The best known integral distinguishers for SIMON 32 and Simeck 32 cover 15 rounds [21]. We can show that the integral-resistance property holds for 16 rounds of both ciphers which is tight in terms of number of rounds. The integral distinguishers shown in [23] for SIMON48/64/96/128 and SIMECK48/64 can be extended by one round with the technique shown in [22]. Adding another round gives our bounds in Table 1 where we show the integral-resistance property.

7 Conclusion and Future Work

In this paper, we were able to show strong security arguments against integral distinguishers for several block ciphers following the SPN and Feistel designs. Although these are the best security guarantees against integral distinguishers so far, in theory, it could still be that it is easy to mount integral attacks. Our result shows that any sum is key-dependent, however, this does not exclude the case where the sum is simply one key bit, which could be exploited in an attack.
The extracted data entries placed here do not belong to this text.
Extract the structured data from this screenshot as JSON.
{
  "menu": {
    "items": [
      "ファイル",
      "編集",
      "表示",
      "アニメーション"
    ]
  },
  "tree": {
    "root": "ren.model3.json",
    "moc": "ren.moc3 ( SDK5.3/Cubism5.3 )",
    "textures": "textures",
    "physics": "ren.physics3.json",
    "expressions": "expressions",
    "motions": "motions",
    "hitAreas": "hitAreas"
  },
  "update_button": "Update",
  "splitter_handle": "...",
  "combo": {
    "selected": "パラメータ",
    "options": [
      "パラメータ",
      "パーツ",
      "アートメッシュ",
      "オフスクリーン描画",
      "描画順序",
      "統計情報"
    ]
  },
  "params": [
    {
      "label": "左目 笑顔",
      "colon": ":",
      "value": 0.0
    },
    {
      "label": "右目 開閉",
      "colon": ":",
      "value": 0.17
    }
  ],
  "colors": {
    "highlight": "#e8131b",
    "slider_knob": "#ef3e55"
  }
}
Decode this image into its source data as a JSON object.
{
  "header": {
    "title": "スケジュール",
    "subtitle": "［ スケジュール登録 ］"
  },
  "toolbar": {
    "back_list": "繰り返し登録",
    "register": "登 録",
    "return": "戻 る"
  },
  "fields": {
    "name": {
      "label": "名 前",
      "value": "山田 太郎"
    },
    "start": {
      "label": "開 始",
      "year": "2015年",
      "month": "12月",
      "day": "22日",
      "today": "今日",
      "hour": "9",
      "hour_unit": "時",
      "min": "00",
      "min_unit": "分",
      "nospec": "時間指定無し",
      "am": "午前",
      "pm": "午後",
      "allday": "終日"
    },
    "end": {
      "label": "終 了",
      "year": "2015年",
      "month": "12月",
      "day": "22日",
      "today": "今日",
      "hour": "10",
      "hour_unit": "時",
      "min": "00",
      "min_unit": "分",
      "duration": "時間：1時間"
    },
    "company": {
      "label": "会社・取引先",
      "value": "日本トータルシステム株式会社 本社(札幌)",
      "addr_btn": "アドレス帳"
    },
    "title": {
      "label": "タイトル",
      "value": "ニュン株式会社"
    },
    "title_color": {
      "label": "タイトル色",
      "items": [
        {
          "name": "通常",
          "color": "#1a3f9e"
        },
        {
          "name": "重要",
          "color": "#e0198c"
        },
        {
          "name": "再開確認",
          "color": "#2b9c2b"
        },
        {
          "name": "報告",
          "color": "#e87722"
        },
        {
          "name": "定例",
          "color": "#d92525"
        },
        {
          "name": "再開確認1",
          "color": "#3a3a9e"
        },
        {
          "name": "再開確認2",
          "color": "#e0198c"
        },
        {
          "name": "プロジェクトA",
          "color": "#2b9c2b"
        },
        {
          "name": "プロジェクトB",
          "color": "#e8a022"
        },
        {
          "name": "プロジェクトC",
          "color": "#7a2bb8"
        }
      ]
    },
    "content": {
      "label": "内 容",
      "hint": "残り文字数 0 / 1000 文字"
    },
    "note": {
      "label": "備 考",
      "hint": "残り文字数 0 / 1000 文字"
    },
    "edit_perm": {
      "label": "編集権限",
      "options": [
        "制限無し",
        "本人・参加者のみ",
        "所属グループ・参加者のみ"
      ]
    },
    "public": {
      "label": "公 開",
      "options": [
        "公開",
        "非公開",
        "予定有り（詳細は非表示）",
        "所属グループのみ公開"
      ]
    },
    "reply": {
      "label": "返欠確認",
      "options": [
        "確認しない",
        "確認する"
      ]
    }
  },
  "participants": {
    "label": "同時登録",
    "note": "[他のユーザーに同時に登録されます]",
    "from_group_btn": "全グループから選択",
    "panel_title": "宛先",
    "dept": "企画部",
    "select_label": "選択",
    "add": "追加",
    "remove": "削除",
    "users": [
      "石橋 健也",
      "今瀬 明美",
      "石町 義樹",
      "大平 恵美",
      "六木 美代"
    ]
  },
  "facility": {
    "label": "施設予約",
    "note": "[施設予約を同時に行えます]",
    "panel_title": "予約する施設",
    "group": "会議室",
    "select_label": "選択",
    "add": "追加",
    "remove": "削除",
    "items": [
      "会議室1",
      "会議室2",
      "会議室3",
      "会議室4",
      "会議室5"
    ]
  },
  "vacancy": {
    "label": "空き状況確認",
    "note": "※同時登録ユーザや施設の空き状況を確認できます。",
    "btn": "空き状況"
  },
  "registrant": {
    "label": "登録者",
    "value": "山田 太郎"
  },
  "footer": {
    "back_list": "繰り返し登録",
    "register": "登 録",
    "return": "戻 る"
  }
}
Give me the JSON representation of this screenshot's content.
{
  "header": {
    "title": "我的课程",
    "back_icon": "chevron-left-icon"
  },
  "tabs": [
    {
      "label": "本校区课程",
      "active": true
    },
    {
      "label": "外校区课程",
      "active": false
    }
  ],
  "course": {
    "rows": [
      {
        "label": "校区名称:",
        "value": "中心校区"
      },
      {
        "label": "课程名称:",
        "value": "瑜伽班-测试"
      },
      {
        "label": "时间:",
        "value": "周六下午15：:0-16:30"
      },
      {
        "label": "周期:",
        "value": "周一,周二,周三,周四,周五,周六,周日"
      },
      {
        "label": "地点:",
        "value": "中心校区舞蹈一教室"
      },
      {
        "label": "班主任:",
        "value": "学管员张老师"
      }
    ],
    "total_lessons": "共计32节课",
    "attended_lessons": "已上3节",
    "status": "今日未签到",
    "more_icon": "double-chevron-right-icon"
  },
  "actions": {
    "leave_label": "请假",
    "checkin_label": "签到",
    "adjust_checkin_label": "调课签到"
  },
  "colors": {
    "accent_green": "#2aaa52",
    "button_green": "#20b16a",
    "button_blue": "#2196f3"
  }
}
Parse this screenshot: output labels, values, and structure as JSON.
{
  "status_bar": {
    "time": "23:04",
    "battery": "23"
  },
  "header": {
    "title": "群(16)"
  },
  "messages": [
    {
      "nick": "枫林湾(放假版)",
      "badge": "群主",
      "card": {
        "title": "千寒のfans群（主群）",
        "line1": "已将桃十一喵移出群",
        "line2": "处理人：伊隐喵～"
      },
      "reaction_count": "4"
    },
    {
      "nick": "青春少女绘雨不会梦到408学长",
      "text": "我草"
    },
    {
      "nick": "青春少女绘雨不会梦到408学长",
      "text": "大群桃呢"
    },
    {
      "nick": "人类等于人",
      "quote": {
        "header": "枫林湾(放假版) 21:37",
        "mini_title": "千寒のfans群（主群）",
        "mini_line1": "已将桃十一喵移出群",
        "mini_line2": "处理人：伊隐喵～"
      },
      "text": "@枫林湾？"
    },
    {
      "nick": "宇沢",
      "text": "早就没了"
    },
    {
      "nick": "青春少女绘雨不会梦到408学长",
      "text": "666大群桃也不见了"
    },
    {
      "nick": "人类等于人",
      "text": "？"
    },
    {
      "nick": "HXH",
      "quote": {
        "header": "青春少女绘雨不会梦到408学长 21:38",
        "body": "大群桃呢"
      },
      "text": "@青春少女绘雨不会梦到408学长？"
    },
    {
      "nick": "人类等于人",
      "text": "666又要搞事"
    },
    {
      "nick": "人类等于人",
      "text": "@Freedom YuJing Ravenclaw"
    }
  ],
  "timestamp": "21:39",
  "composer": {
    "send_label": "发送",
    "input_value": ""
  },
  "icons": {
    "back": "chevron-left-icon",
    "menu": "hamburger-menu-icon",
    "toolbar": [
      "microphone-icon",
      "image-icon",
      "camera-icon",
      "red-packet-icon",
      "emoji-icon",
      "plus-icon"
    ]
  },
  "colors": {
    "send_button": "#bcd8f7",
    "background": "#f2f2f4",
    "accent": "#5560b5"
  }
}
A wider application to more (block) ciphers would be interesting, especially under the aspect of more automatization and less optimization by hand. We see further research directions in closing the gap for GIFT-64 and PRESENT between the best known integral distinguisher and the integral-resistance property, and a more intuitive understanding of what allows the degree to be extended to more rounds. For the question of covering more rounds, in the case of an algebraic degree, it would be interesting to better understand which S-boxes, or family of S-boxes, allow to preserve the degree for more rounds.

Our results are inherently non applicable to cryptographic permutations because (i) the key addition is crucial for our results and to reduce the complexity of the MILP models and (ii) the conditions for the integral distinguisher cannot be fulfilled. Deriving similar results for permutations or permutation based schemes would be interesting.